Joss Stone – Colour Me Free
Ja, ihre Stimme ist toll. Für eine gerade 22-jährige sowieso. Das Wunderkind aus Devon, so etwas wie eine Aretha Franklin light, kann es mit den Alten aus Memphis, Detroit und Miami aufnehmen, keine Frage. Dass Joss Stone sich auf ihrem vierten Album etwas mehr aktuellen R&B-Strömungen angepasst und mit Nas und Raphael Saadiq gearbeitet hat – kein Nachteil, wahrhaftig nicht. Ist sie halt diesmal ein bisschen mehr Whitney Houston, ein bisschen mehr Beyonce als Gladys Knight. Und an den musikalischen Fähigkeiten von Legenden wie Jeff Beck und David Sanborn – da kann man nicht dran rütteln.
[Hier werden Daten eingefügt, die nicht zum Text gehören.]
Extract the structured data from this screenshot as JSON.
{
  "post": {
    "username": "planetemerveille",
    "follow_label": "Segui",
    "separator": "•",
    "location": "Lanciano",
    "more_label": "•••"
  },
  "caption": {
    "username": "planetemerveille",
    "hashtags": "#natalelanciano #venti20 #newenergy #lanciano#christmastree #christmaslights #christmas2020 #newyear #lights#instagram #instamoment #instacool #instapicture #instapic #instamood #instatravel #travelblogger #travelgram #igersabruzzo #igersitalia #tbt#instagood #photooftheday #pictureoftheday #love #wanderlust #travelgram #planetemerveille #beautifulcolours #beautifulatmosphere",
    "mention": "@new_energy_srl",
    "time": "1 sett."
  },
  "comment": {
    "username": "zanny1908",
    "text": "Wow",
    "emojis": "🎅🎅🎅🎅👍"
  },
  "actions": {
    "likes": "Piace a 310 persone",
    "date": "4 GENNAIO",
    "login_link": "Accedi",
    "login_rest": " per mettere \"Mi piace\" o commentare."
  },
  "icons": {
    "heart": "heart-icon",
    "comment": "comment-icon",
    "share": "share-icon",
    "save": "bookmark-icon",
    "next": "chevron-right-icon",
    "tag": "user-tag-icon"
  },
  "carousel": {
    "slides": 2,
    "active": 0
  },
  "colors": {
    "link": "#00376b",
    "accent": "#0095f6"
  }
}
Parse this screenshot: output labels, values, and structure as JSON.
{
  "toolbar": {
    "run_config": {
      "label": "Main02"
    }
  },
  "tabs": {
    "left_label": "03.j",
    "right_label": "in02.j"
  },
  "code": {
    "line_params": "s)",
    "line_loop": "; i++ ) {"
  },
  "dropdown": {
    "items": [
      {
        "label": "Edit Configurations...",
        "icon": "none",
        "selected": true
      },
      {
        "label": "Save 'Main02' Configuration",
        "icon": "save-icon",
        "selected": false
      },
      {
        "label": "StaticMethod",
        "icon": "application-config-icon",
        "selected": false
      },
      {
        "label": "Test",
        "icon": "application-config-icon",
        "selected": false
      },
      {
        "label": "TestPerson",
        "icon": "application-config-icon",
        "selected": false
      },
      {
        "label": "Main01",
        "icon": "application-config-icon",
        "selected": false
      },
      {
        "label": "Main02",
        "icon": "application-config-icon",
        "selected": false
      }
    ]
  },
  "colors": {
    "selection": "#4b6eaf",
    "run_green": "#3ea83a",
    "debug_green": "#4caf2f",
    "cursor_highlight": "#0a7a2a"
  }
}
Aber nichtsdestotrotz: Das hier ist alles so verdammt perfekt, so glatt, so genormt, so sehr „Amerikanischer Traum“, dass es fast schon widerlich ist. Wo bleibt Joss Stones britishness? Etwas weniger Strebertum, etwas Schlampen-Nonchalance der Kolleginnen wie Cheryl Cole – das hätte gepasst.
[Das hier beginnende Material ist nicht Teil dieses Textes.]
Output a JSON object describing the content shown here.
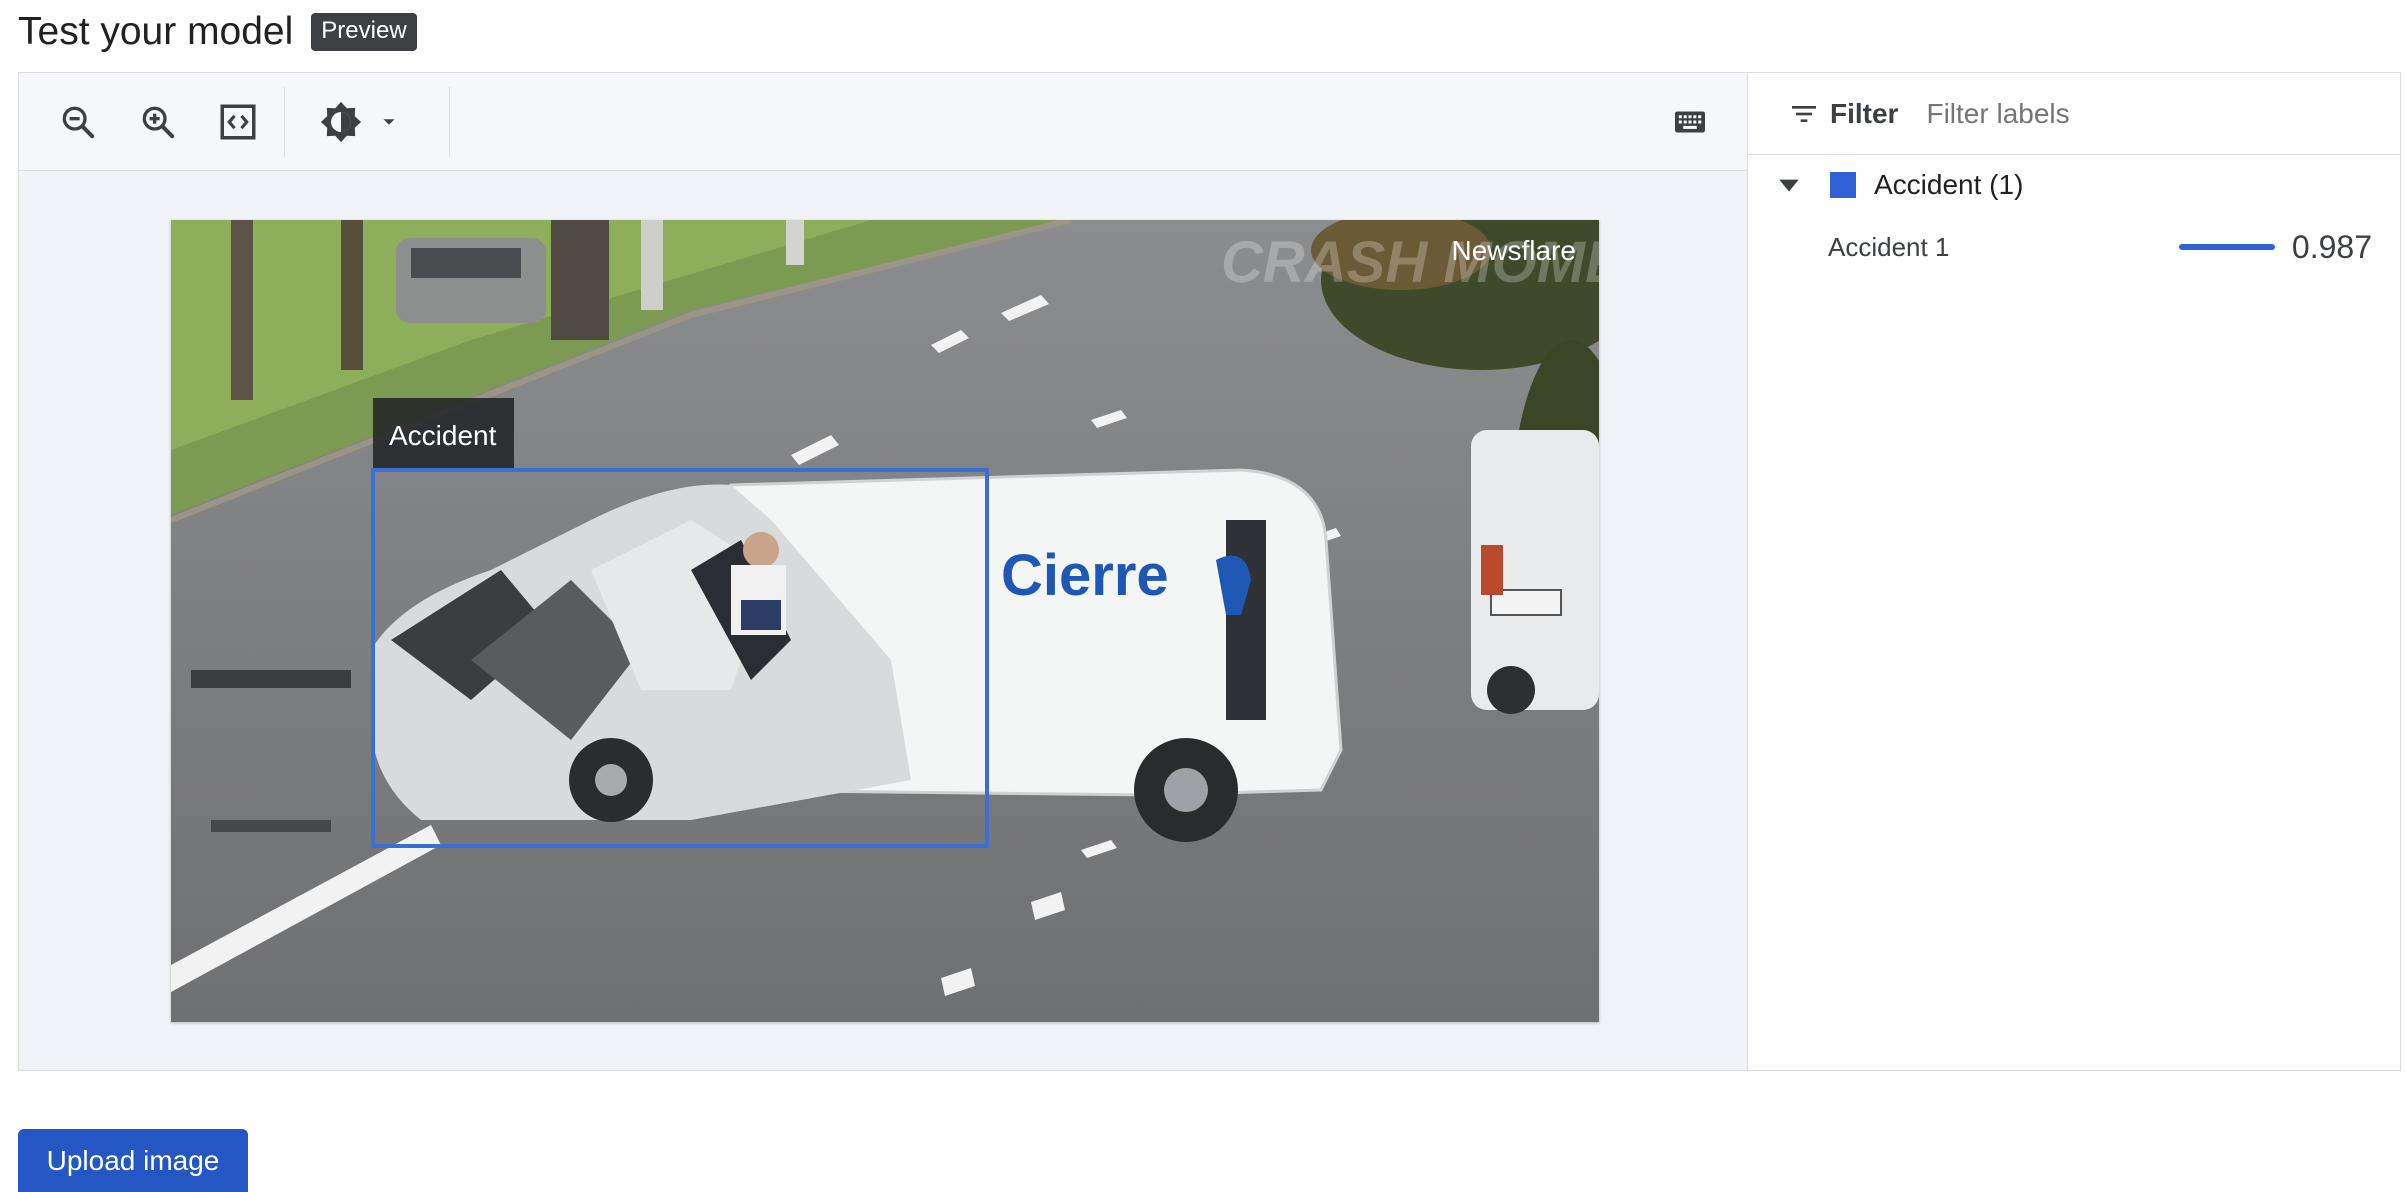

„Colour Me Free“ ist Musik für Menschen, die sich nicht für Musik interessieren. Eignet sich bestens für die Endlos-Schlaufe bei „Starbucks“, fürs erste Candlelight-Dinner mit der jungen Innenarchitektin, die man bei ElitePartner.de kennengelernt hat. Der erste Kuss soll zu Track elf („Stalemate“) passieren, das ist so genau berechnet. Beim Patti-LaBelle-mäßigen „Girlfriend On Demand“ darf’s dann gerne etwas weiter gehen. In den USA ist Target Corporation (die zweitgrößte Handelskette dort nach Wal-Mart) der exklusive Vertriebspartner für dieses Album – in Deutschland würde sich IKEA anbieten. Die CD zur neuen Couch und den Wandbildern!
Das Aufregendste an der Platte ist noch das Cover – es ist so abgrundtief hässlich, dass es auch von einer Frankfurter Punkband mit Eigenvertrieb stammen könnte. Vier Sterne für das musikalische Handwerk, einen für den Erlebniswert.